Let’s talk timing. On a cash-basis return, only the money that’s hit your account or left it counts for the year. That means some strategic December spending can take a bite out of your taxable income. Got plans to buy equipment or a new vehicle soon? You might want to do it before the ball drops. Bonus depreciation is your friend here; it lets you write off a hefty chunk upfront. And for the charitably inclined, consider setting up a Donor Advised Fund (DAF). It’s like a 401(k) for giving, you contribute now, get the full deduction this year, and decide later which charities get the cash.
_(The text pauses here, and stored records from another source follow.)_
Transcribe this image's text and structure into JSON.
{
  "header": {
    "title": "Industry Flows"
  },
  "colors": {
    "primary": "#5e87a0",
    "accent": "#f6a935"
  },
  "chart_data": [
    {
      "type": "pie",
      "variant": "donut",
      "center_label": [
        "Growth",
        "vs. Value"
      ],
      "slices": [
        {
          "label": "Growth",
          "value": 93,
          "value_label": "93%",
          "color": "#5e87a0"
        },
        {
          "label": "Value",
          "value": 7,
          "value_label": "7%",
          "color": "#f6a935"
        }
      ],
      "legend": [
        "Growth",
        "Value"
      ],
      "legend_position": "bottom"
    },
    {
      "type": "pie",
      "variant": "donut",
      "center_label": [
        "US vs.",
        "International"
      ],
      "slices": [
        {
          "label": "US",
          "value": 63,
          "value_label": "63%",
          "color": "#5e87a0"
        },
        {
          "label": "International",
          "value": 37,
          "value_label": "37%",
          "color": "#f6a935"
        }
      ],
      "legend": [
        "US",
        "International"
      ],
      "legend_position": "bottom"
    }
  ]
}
If your income is $100,000, you could deduct up to $60,000 through a DAF. That’s a big win for both you and your favorite causes.
The moral: spending smart before year-end can feel like finding an extra gear on your financial treadmill. Just make sure your CPA helps you strike the right balance between cutting taxes and keeping enough in the tank for next year.
Here’s the part that sneaks up on a lot of small business owners: the IRS doesn’t do “see you next April.” It’s a pay-as-you-go system, meaning they expect your taxes throughout the year. If you’re behind on estimated payments, the IRS might greet you with underpayment penalties come tax season. The magic numbers: you need to have paid either 90% of this year’s total or 100% of last year’s to avoid penalties. The penalty itself? It’s based on how much you underpaid, for how long, and a rate that’s the federal short-term interest rate plus 3%. Not exactly the gift anyone wants in January. So, before December 31, ask your CPA to check your payment status. Are you square with the IRS, or are there gaps that could cost you? Think of it as avoiding a financial “hangover” before the new year even begins.
When you sit down with your CPA, think of it less like a compliance chore and more like a strategy session. The right questions can transform your tax return from a headache into a planning tool. Ask about your classification. Ask about smart spending. Ask whether you’ve paid enough to stay penalty-free. These aren’t just boxes to check; they’re the three levers that can protect your profits, cut your stress, and maybe even fund that January vacation you’ve been promising yourself. Because let’s face it: in business, the IRS doesn’t play favorites. But with the right CPA questions, you can play smart. As Benjamin Franklin once quipped, “In this world, nothing can be said to be certain, except death and taxes.” Sure, but no one said you have to overpay on either.